The city of San Francisco and Santa Clara County asked a federal judge to issue a permanent injunction against President Trump's executive order on sanctuary cities.
The city of San Francisco and Santa Clara County asked a federal judge Wednesday to issue a permanent injunction wrapping up their lawsuits against President Trump’s executive order on sanctuary cities.
The two local governments filed motions asking U.S. District Judge William Orrick of San Francisco to declare Trump’s Jan. 25 order unconstitutional and permanently block it from going into effect.
Orrick is scheduled to hold a hearing on the requests on Oct. 4.

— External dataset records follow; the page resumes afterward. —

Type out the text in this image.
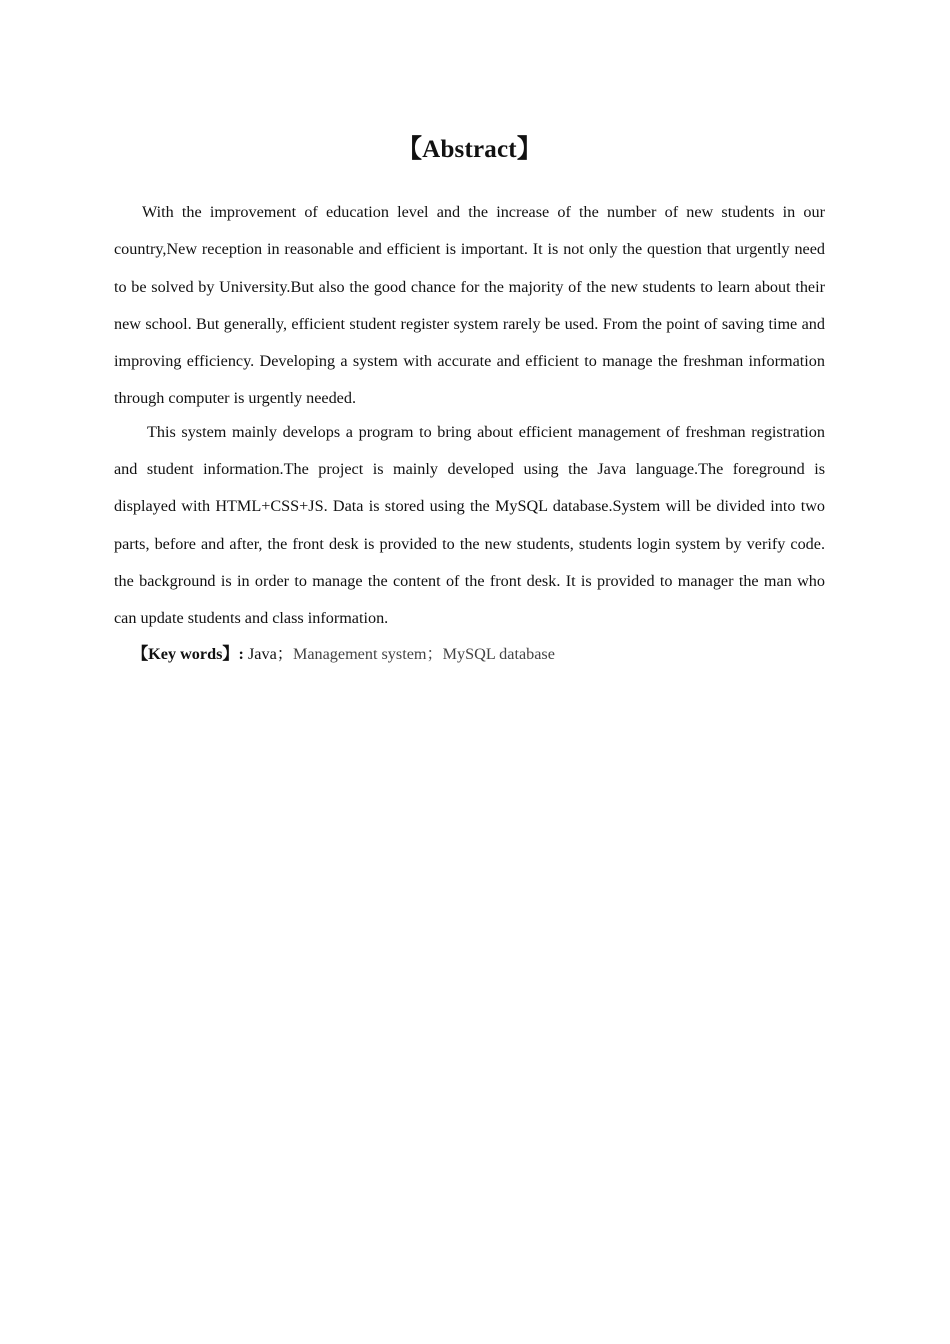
【Abstract】

With the improvement of education level and the increase of the number of new students in our country,New reception in reasonable and efficient is important. It is not only the question that urgently need to be solved by University.But also the good chance for the majority of the new students to learn about their new school. But generally, efficient student register system rarely be used. From the point of saving time and improving efficiency. Developing a system with accurate and efficient to manage the freshman information through computer is urgently needed.

This system mainly develops a program to bring about efficient management of freshman registration and student information.The project is mainly developed using the Java language.The foreground is displayed with HTML+CSS+JS. Data is stored using the MySQL database.System will be divided into two parts, before and after, the front desk is provided to the new students, students login system by verify code. the background is in order to manage the content of the front desk. It is provided to manager the man who can update students and class information.

【Key words】: Java；Management system；MySQL database
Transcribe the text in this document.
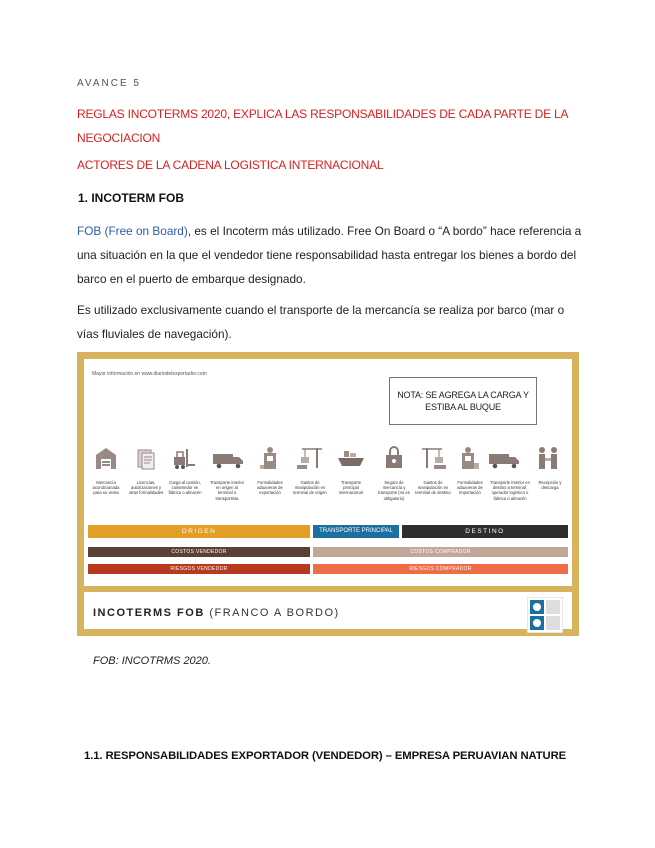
AVANCE 5
REGLAS INCOTERMS 2020, EXPLICA LAS RESPONSABILIDADES DE CADA PARTE DE LA NEGOCIACION
ACTORES DE LA CADENA LOGISTICA INTERNACIONAL
1. INCOTERM FOB
FOB (Free on Board), es el Incoterm más utilizado. Free On Board o “A bordo” hace referencia a una situación en la que el vendedor tiene responsabilidad hasta entregar los bienes a bordo del barco en el puerto de embarque designado.
Es utilizado exclusivamente cuando el transporte de la mercancía se realiza por barco (mar o vías fluviales de navegación).
Mayor información en www.diariodelexportador.com
NOTA: SE AGREGA LA CARGA Y ESTIBA AL BUQUE
Mercancía acondicionada para su venta
Licencias, autorizaciones y otras formalidades
Carga al camión, contenedor en fábrica o almacén
Transporte interior en origen al terminal o transportista
Formalidades aduaneras de exportación
Gastos de manipulación en terminal de origen
Transporte principal internacional
Seguro de mercancía y transporte (no es obligatorio)
Gastos de manipulación en terminal de destino
Formalidades aduaneras de importación
Transporte interior en destino a terminal, operador logístico o fábrica o almacén
Recepción y descarga
ORIGEN	TRANSPORTE PRINCIPAL	DESTINO
COSTOS VENDEDOR	COSTOS COMPRADOR
RIESGOS VENDEDOR	RIESGOS COMPRADOR
INCOTERMS FOB (FRANCO A BORDO)
FOB: INCOTRMS 2020.
1.1. RESPONSABILIDADES EXPORTADOR (VENDEDOR) – EMPRESA PERUAVIAN NATURE
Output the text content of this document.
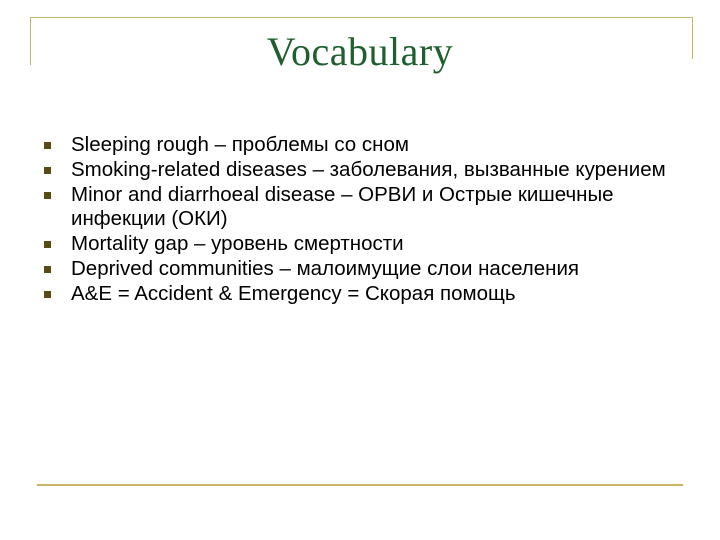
Vocabulary
Sleeping rough – проблемы со сном
Smoking-related diseases – заболевания, вызванные курением
Minor and diarrhoeal disease – ОРВИ и Острые кишечные инфекции (ОКИ)
Mortality gap – уровень смертности
Deprived communities – малоимущие слои населения
A&E = Accident & Emergency = Скорая помощь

Trump’s order threatened to deny federal funding to cities and counties deemed to be sanctuary jurisdictions shielding undocumented immigrants from federal deportation.

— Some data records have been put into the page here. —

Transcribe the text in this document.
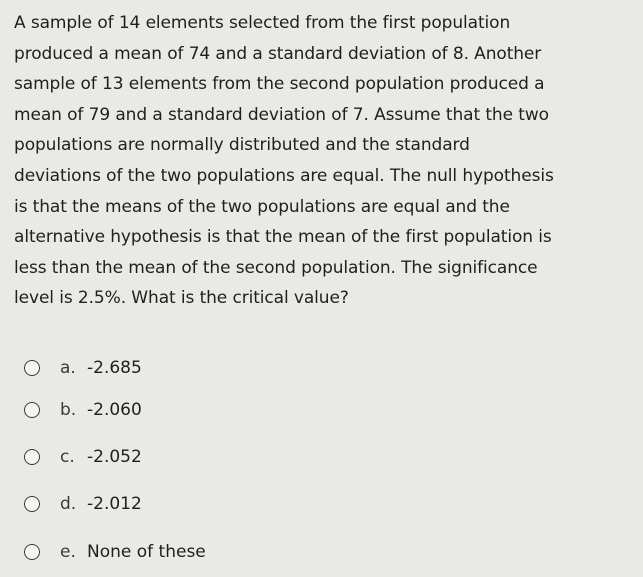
A sample of 14 elements selected from the first population
produced a mean of 74 and a standard deviation of 8. Another
sample of 13 elements from the second population produced a
mean of 79 and a standard deviation of 7. Assume that the two
populations are normally distributed and the standard
deviations of the two populations are equal. The null hypothesis
is that the means of the two populations are equal and the
alternative hypothesis is that the mean of the first population is
less than the mean of the second population. The significance
level is 2.5%. What is the critical value?
a. -2.685
b. -2.060
c. -2.052
d. -2.012
e. None of these
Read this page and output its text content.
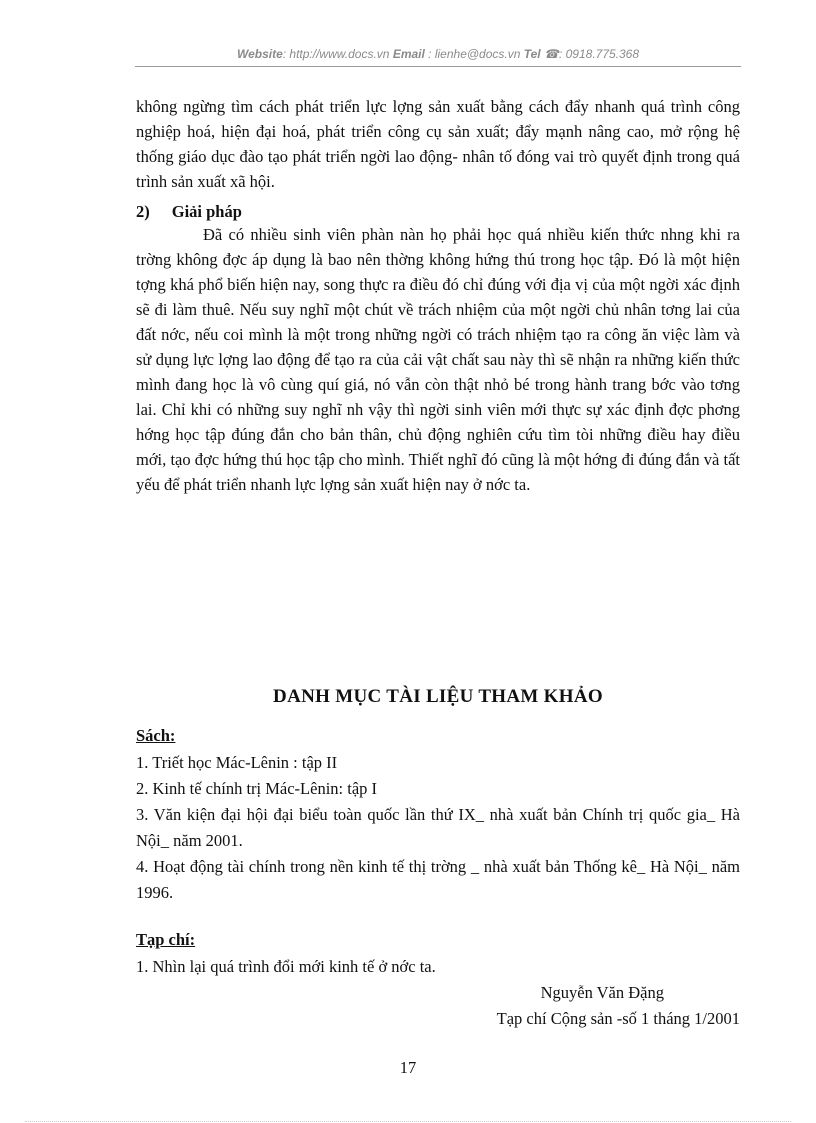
Website: http://www.docs.vn Email : lienhe@docs.vn Tel ☎: 0918.775.368

không ngừng tìm cách phát triển lực lợng sản xuất bằng cách đẩy nhanh quá trình công nghiệp hoá, hiện đại hoá, phát triển công cụ sản xuất; đẩy mạnh nâng cao, mở rộng hệ thống giáo dục đào tạo phát triển ngời lao động- nhân tố đóng vai trò quyết định trong quá trình sản xuất xã hội.

2) Giải pháp

Đã có nhiều sinh viên phàn nàn họ phải học quá nhiều kiến thức nhng khi ra trờng không đợc áp dụng là bao nên thờng không hứng thú trong học tập. Đó là một hiện tợng khá phổ biến hiện nay, song thực ra điều đó chỉ đúng với địa vị của một ngời xác định sẽ đi làm thuê. Nếu suy nghĩ một chút về trách nhiệm của một ngời chủ nhân tơng lai của đất nớc, nếu coi mình là một trong những ngời có trách nhiệm tạo ra công ăn việc làm và sử dụng lực lợng lao động để tạo ra của cải vật chất sau này thì sẽ nhận ra những kiến thức mình đang học là vô cùng quí giá, nó vẫn còn thật nhỏ bé trong hành trang bớc vào tơng lai. Chỉ khi có những suy nghĩ nh vậy thì ngời sinh viên mới thực sự xác định đợc phơng hớng học tập đúng đắn cho bản thân, chủ động nghiên cứu tìm tòi những điều hay điều mới, tạo đợc hứng thú học tập cho mình. Thiết nghĩ đó cũng là một hớng đi đúng đắn và tất yếu để phát triển nhanh lực lợng sản xuất hiện nay ở nớc ta.

DANH MỤC TÀI LIỆU THAM KHẢO
Sách:

1. Triết học Mác-Lênin : tập II

2. Kinh tế chính trị Mác-Lênin: tập I

3. Văn kiện đại hội đại biểu toàn quốc lần thứ IX_ nhà xuất bản Chính trị quốc gia_ Hà Nội_ năm 2001.

4. Hoạt động tài chính trong nền kinh tế thị trờng _ nhà xuất bản Thống kê_ Hà Nội_ năm 1996.

Tạp chí:

1. Nhìn lại quá trình đổi mới kinh tế ở nớc ta.

Nguyễn Văn Đặng
Tạp chí Cộng sản -số 1 tháng 1/2001
17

San Francisco sued to challenge the law on Jan. 31 and Santa Clara County did the same on Feb. 3.
In previous proceedings, Orrick issued a preliminary injunction against the law on April 25, concluding that it violated the constitutional separation of powers by intruding on Congress’s spending power.
In today’s motions, San Francisco and Santa Clara County urged the judge to complete the proceedings by issuing a permanent injunction in a summary judgment without a trial. Summary judgments are used when the questions in a case are legal issues that would be decided by a judge rather than a jury.
The two local governments said an end to their cases is needed to prevent continued funding threats, budget uncertainty and chaos.
“As long as the executive order remains in place, San Francisco cannot escape defendants’ threats,” the city’s attorneys wrote in their brief.
“San Francisco will continue to face the possibility that its budget could be crippled at any time and that it will be coerced into choosing to violate the Constitution or maintain its federal funds,” they argued.
Santa Clara County lawyers contended the order unconstitutionally “purports to seize for the President spending powers that belong solely to Congress, then distorts and expands those powers beyond constitutional limitations.” “It baldly attempts to compel state and local governments to become agents of the federal government’s immigration enforcement agenda, violating core principles of federalism,” Santa Clara County’s attorneys wrote.
San Francisco says it receives $1.2 billion per year in federal funds, or 13 percent of its annual budget, plus another $800 million in multi-year grants. Santa Clara County says in its brief that it receives $1.7 billion, or 35 percent of its budget, in federal or federally dependent funds annually.
A spokesman for the U.S. Justice Department was not immediately available for comment.